Confira a data das próximas entrevistas:
- 27 de agosto (quinta-feira): Luiz Inácio Lula da Silva (PT)
- 28 de agosto (sexta-feira): Flávio Bolsonaro (PL)
- 29 de agosto (sábado): Augusto Cury (Avante)
Esta é a primeira vez que as entrevistas da Globo com candidatos ao Palácio do Planalto são após o Jornal Nacional, e não dentro do telejornal. Após a exibição, a entrevista vai ficar disponível na íntegra no g1 e no Globoplay.
O 1º turno das eleições será em 4 de outubro.
O MBL teve origem nas manifestações pelo impeachment da então presidente Dilma Rousseff (PT), em 2015 e 2016, e posteriormente se transformou em partido político.
A segurança pública e o combate ao crime organizado são os principais temas da candidatura. Inspirado no presidente de El Salvador, Nayib Bukele, Renan defende uma política de endurecimento contra criminosos e chegou a defender, no lançamento da candidatura, "matar quem roubar".
Entre as propostas estão o aumento das penas para crimes violentos, a construção de grandes presídios, medidas para retirar o controle territorial das facções e a adoção do chamado "Direito Penal do Inimigo", que classificaria integrantes de organizações criminosas como "inimigos do Estado" e eliminaria a presunção de inocência em determinadas situações.
Entre outras propostas, Renan defende condicionar a reeleição de prefeitos ao cumprimento de metas, substituir a CLT por um regime de negociação direta entre contratantes e trabalhadores e extinguir a Justiça do Trabalho.

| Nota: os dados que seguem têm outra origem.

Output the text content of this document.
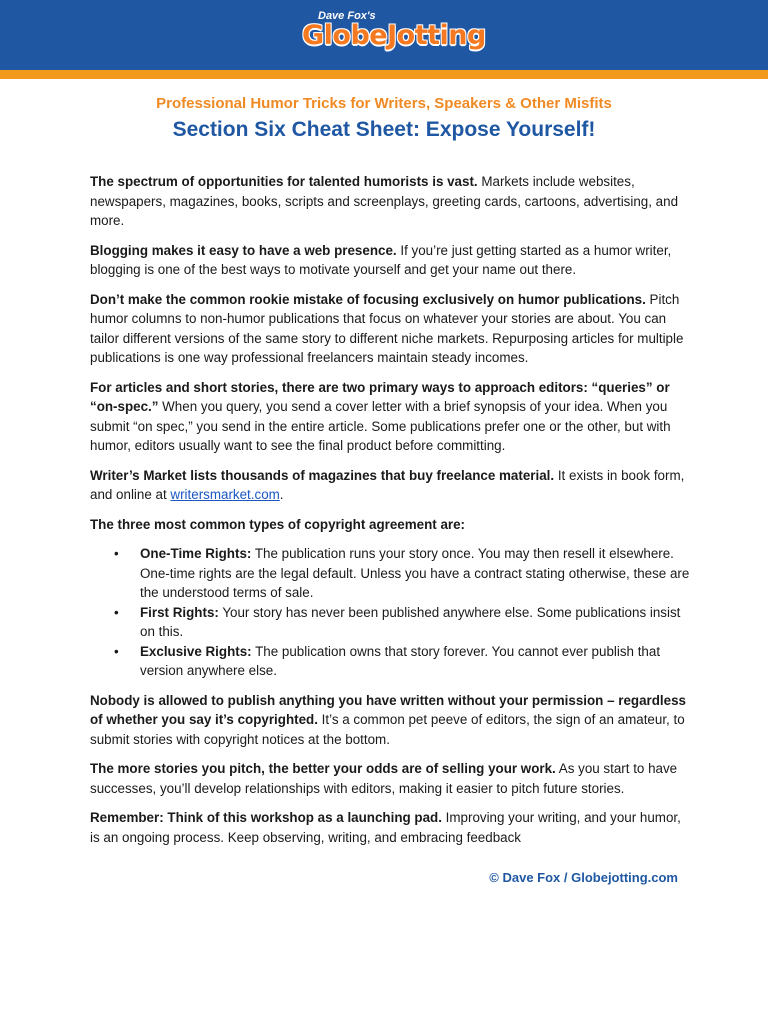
Dave Fox's
GlobeJotting
Professional Humor Tricks for Writers, Speakers & Other Misfits
Section Six Cheat Sheet: Expose Yourself!

The spectrum of opportunities for talented humorists is vast. Markets include websites, newspapers, magazines, books, scripts and screenplays, greeting cards, cartoons, advertising, and more.

Blogging makes it easy to have a web presence. If you’re just getting started as a humor writer, blogging is one of the best ways to motivate yourself and get your name out there.

Don’t make the common rookie mistake of focusing exclusively on humor publications. Pitch humor columns to non-humor publications that focus on whatever your stories are about. You can tailor different versions of the same story to different niche markets. Repurposing articles for multiple publications is one way professional freelancers maintain steady incomes.

For articles and short stories, there are two primary ways to approach editors: “queries” or “on-spec.” When you query, you send a cover letter with a brief synopsis of your idea. When you submit “on spec,” you send in the entire article. Some publications prefer one or the other, but with humor, editors usually want to see the final product before committing.

Writer’s Market lists thousands of magazines that buy freelance material. It exists in book form, and online at writersmarket.com.

The three most common types of copyright agreement are:

• One-Time Rights: The publication runs your story once. You may then resell it elsewhere. One-time rights are the legal default. Unless you have a contract stating otherwise, these are the understood terms of sale.
• First Rights: Your story has never been published anywhere else. Some publications insist on this.
• Exclusive Rights: The publication owns that story forever. You cannot ever publish that version anywhere else.

Nobody is allowed to publish anything you have written without your permission – regardless of whether you say it’s copyrighted. It’s a common pet peeve of editors, the sign of an amateur, to submit stories with copyright notices at the bottom.

The more stories you pitch, the better your odds are of selling your work. As you start to have successes, you’ll develop relationships with editors, making it easier to pitch future stories.

Remember: Think of this workshop as a launching pad. Improving your writing, and your humor, is an ongoing process. Keep observing, writing, and embracing feedback

© Dave Fox / Globejotting.com
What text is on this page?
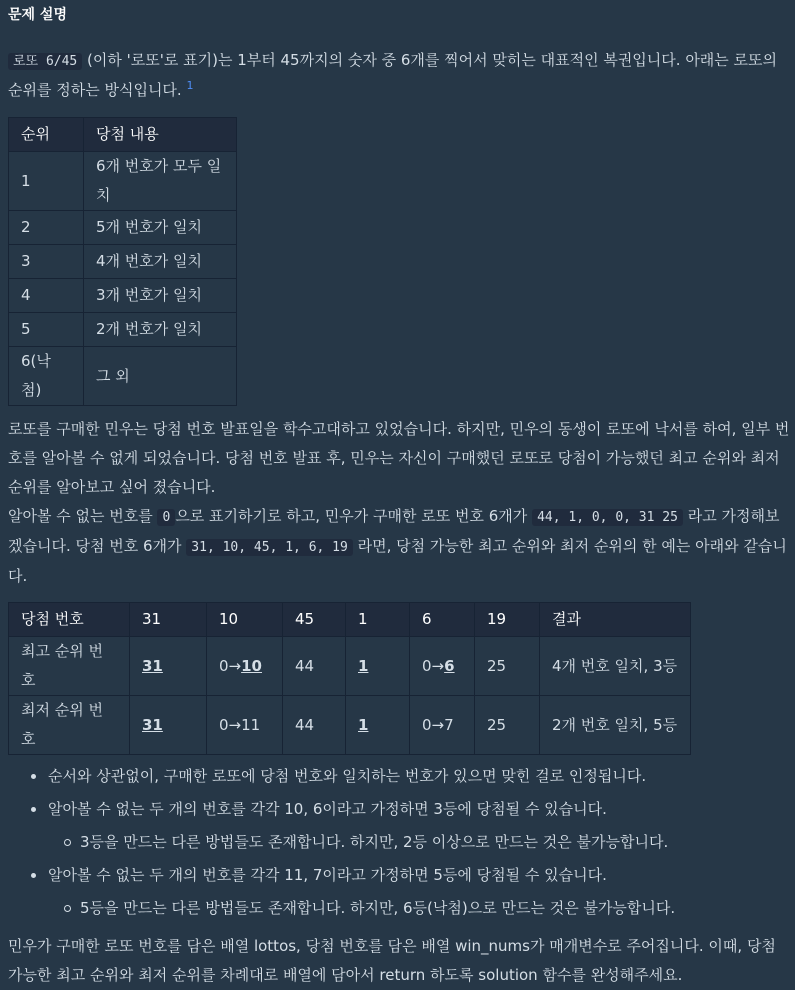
문제 설명

로또 6/45 (이하 '로또'로 표기)는 1부터 45까지의 숫자 중 6개를 찍어서 맞히는 대표적인 복권입니다. 아래는 로또의 순위를 정하는 방식입니다. $^1$

순위	당첨 내용
1	6개 번호가 모두 일치
2	5개 번호가 일치
3	4개 번호가 일치
4	3개 번호가 일치
5	2개 번호가 일치
6(낙첨)	그 외

로또를 구매한 민우는 당첨 번호 발표일을 학수고대하고 있었습니다. 하지만, 민우의 동생이 로또에 낙서를 하여, 일부 번호를 알아볼 수 없게 되었습니다. 당첨 번호 발표 후, 민우는 자신이 구매했던 로또로 당첨이 가능했던 최고 순위와 최저 순위를 알아보고 싶어 졌습니다.

알아볼 수 없는 번호를 0 으로 표기하기로 하고, 민우가 구매한 로또 번호 6개가 44, 1, 0, 0, 31 25 라고 가정해보겠습니다. 당첨 번호 6개가 31, 10, 45, 1, 6, 19 라면, 당첨 가능한 최고 순위와 최저 순위의 한 예는 아래와 같습니다.

당첨 번호	31	10	45	1	6	19	결과
최고 순위 번호	31	0→10	44	1	0→6	25	4개 번호 일치, 3등
최저 순위 번호	31	0→11	44	1	0→7	25	2개 번호 일치, 5등
순서와 상관없이, 구매한 로또에 당첨 번호와 일치하는 번호가 있으면 맞힌 걸로 인정됩니다.
알아볼 수 없는 두 개의 번호를 각각 10, 6이라고 가정하면 3등에 당첨될 수 있습니다.
3등을 만드는 다른 방법들도 존재합니다. 하지만, 2등 이상으로 만드는 것은 불가능합니다.
알아볼 수 없는 두 개의 번호를 각각 11, 7이라고 가정하면 5등에 당첨될 수 있습니다.
5등을 만드는 다른 방법들도 존재합니다. 하지만, 6등(낙첨)으로 만드는 것은 불가능합니다.

민우가 구매한 로또 번호를 담은 배열 lottos, 당첨 번호를 담은 배열 win_nums가 매개변수로 주어집니다. 이때, 당첨 가능한 최고 순위와 최저 순위를 차례대로 배열에 담아서 return 하도록 solution 함수를 완성해주세요.
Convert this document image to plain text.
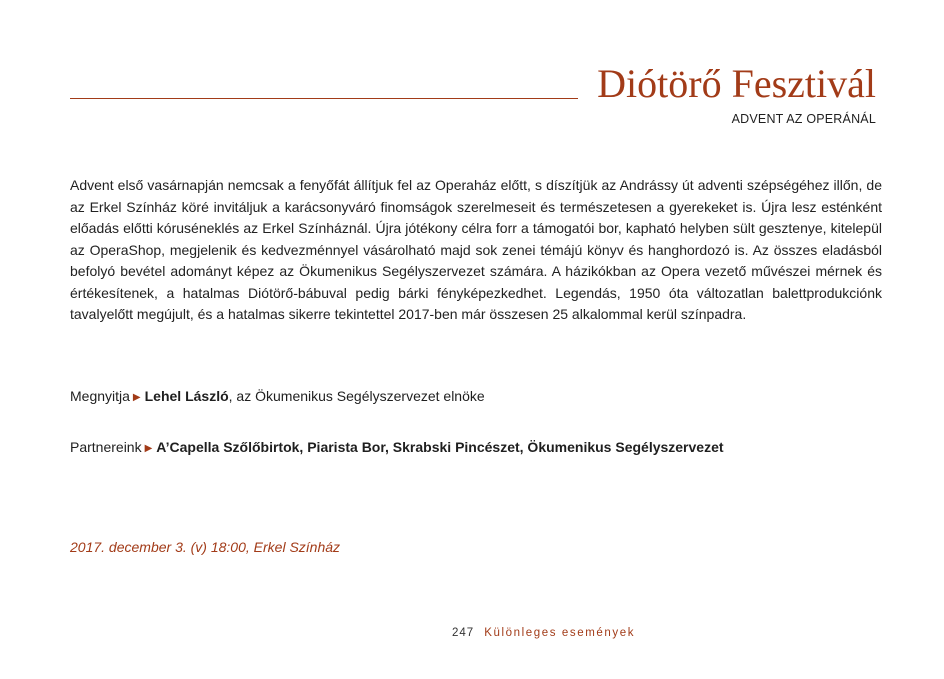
Diótörő Fesztivál
ADVENT AZ OPERÁNÁL
Advent első vasárnapján nemcsak a fenyőfát állítjuk fel az Operaház előtt, s díszítjük az Andrássy út adventi szépségéhez illőn, de az Erkel Színház köré invitáljuk a karácsonyváró finomságok szerelmeseit és természetesen a gyerekeket is. Újra lesz esténként előadás előtti kóruséneklés az Erkel Színháznál. Újra jótékony célra forr a támogatói bor, kapható helyben sült gesztenye, kitelepül az OperaShop, megjelenik és kedvezménnyel vásárolható majd sok zenei témájú könyv és hanghordozó is. Az összes eladásból befolyó bevétel adományt képez az Ökumenikus Segélyszervezet számára. A házikókban az Opera vezető művészei mérnek és értékesítenek, a hatalmas Diótörő-bábuval pedig bárki fényképezkedhet. Legendás, 1950 óta változatlan balettprodukciónk tavalyelőtt megújult, és a hatalmas sikerre tekintettel 2017-ben már összesen 25 alkalommal kerül színpadra.
Megnyitja ▶ Lehel László, az Ökumenikus Segélyszervezet elnöke
Partnereink ▶ A’Capella Szőlőbirtok, Piarista Bor, Skrabski Pincészet, Ökumenikus Segélyszervezet
2017. december 3. (v) 18:00, Erkel Színház
247 Különleges események
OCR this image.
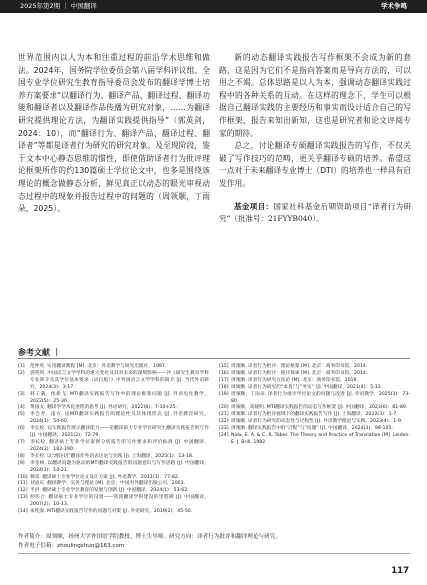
2025年第2期 ｜ 中国翻译	学术争鸣

世界范围内以人为本和注重过程的前沿学术思维和做法。2024年，国务院学位委员会第八届学科评议组、全国专业学位研究生教育指导委员会发布的翻译学博士培养方案要求“以翻译行为、翻译产品、翻译过程、翻译功能和翻译者以及翻译作品传播为研究对象，……为翻译研究提供理论方法，为翻译实践提供指导”（郭英剑，2024：10），而“翻译行为、翻译产品、翻译过程、翻译者”等都是译者行为研究的研究对象。及至现阶段，鉴于文本中心静态思维的惯性，即使借助译者行为批评理论框架所作的约130篇硕士学位论文中，也多是围绕该理论的概念做静态分析，鲜见真正以动态的眼光审视动态过程中的现象并报告过程中的问题的（周领顺，丁雨朵，2025）。

新的动态翻译实践报告写作框架不会成为新的套路，这是因为它们不是指向答案而是导向方法的，可以用之不竭。总体思路是以人为本，强调动态翻译实践过程中的各种关系的互动。在这样的理念下，学生可以根据自己翻译实践的主要经历和事实而设计适合自己的写作框架，报告来知出新知，这也是研究者和论文评阅专家的期待。

总之，讨论翻译专硕翻译实践报告的写作，不仅关破了写作技巧的范畴，更关乎翻译专硕的培养。希望这一点对于未来翻译专业博士（DTI）的培养也一样具有启发作用。

基金项目：国家社科基金后期资助项目“译者行为研究”（批准号：21FYYB040）。

参考文献 ｜
[1] 范仲英. 实用翻译教程 [M]. 北京：外语教学与研究出版社，1997.
[2] 郭英剑. 中国语言文学学科的重大变化及其对未来的深刻影响——评《研究生教育学科专业简介及其学位基本要求（试行版）》中外国语言文学学科的简介 [J]. 当代外语研究，2024(3)：3-17.
[3] 韩子满，侯新飞. MTI翻译实践报告写作中的理论框架问题 [J]. 外语电化教学，2022(5)：25-30.
[4] 黄国文. 翻译学学术化进程的思考 [J]. 外语研究，2022(6)：7-10+25.
[5] 李会芳，南方. 论MTI翻译实践报告的理论性及其体现形式 [J]. 外语教育研究，2024(1)：54-60.
[6] 李长栓. 以实践报告展示翻译能力——论翻译硕士专业学位研究生翻译实践报告的写作 [J]. 中国翻译，2021(2)：72-79.
[7] 李长栓. 翻译硕士专业学位案例分析报告的写作要求和评价标准 [J]. 中国翻译，2024(2)：182-190.
[8] 李长栓. 以“理论切”翻译作外语表达论与实践 [J]. 上海翻译，2025(1)：13-18.
[9] 李金树. 以翻译问题为驱动的MTI翻译实践报告的问题意识与写作思路 [J]. 中国翻译，2024(2)：14-21.
[10] 穆雷. 翻译硕士专业学位论文设计方案 [J]. 外语教学，2011(1)：77-82.
[11] 刘宓庆. 翻译教学：实务与理论 [M]. 北京：中国对外翻译出版公司，2003.
[12] 平洪. 翻译硕士专业学位教育的发展与创新 [J]. 中国翻译，2024(1)：53-62.
[13] 仲伟合. 翻译硕士专业学位的设置——我国翻译学科建设的里程碑 [J]. 中国翻译，2007(2)：10-13.
[14] 朱纯深. MTI翻译实践报告写作的问题与对策 [J]. 外语研究，2019(2)：45-50.
[15] 周领顺. 译者行为批评：理论框架 [M]. 北京：商务印书馆，2014.
[16] 周领顺. 译者行为批评：路径探索 [M]. 北京：商务印书馆，2014.
[17] 周领顺. 译者行为研究方法论 [M]. 北京：商务印书馆，2019.
[18] 周领顺. 译者行为研究的“求真”与“务实” [J]. 中国翻译，2021(4)：5-12.
[19] 周领顺，丁雨朵. 译者行为批评学位论文的问题与改进 [J]. 外语教学，2025(1)：73-80.
[20] 周领顺，高晓明. MTI翻译实践报告的动态写作框架 [J]. 中国翻译，2023(6)：81-89.
[21] 周领顺. 译者行为批评视域下的翻译实践报告写作 [J]. 上海翻译，2022(3)：1-7.
[22] 周领顺. 译者行为研究的动态性与过程性 [J]. 外语教学理论与实践，2023(4)：1-9.
[23] 周领顺. 翻译实践报告中的“过程”与“问题” [J]. 中国翻译，2024(3)：98-105.
[24] Nida, E. A. & C. R. Taber. The Theory and Practice of Translation [M]. Leiden: E. J. Brill, 1982.
作者简介：周领顺，扬州大学外国语学院教授、博士生导师。研究方向：译者行为批评和翻译理论与研究。
作者电子信箱：zhoulingshun@163.com
117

Também propõe a criação de uma reserva nacional em criptomoedas, frentes de trabalho para reduzir a dependência do Bolsa Família e uma PEC para promover um corte radical de gastos públicos.
- Segurança pública: O plano propõe declarar “guerra ao crime” no primeiro dia de governo e adotar o chamado “Direito Penal do Inimigo”, com tratamento penal mais rigoroso para integrantes de organizações criminosas.
- Combate às facções: Prevê operações de “retomada territorial” em áreas sob comando de facções, amparadas por decretos de Estado de Defesa e por uma Lei Antifacção.
- Superpresídios: Propõe a construção de presídios de segurança máxima inspirados em El Salvador, para isolar lideranças criminosas.
- Desfavelização: Estabelece a meta de acabar com as favelas em dez anos, com regularização de áreas, financiamento imobiliário subsidiado, monitoramento por satélite e criação do crime de “favelização”.
- Fusão de municípios: Propõe reduzir o número de municípios de 5.570 para cerca de 1.600, unindo cidades consideradas “fiscalmente inviáveis”.
- Ajuste fiscal: A chamada “PEC do Equilíbrio Fiscal” prevê economia de R$ 1,1 trilhão até 2031, com redução de gastos públicos, mudança nas regras do abono salarial, redução de isenções tributárias e combate aos supersalários.
- Previdência e vinculações: O plano propõe desvincular aposentadorias e benefícios previdenciários dos reajustes do salário mínimo, corrigindo-os apenas pela inflação, e acabar com a destinação obrigatória de percentuais da arrecadação para saúde e educação.
- Bolsa Família: Prevê substituir o programa por frentes de trabalho remuneradas, voltadas a pessoas em idade economicamente ativa e condicionadas ao desempenho de atividades em benefício da comunidade.
- Educação: Defende substituir o sistema de cotas por bolsas baseadas em mérito acadêmico, priorizar a educação básica, criar um Código Nacional de Conduta nas escolas, ampliar escolas militares e acabar com a aprovação automática onde ainda vigora.
- Desenvolvimento econômico: O plano prevê reformas para aumentar a produtividade e propõe transformar o Nordeste em um polo de desenvolvimento industrial.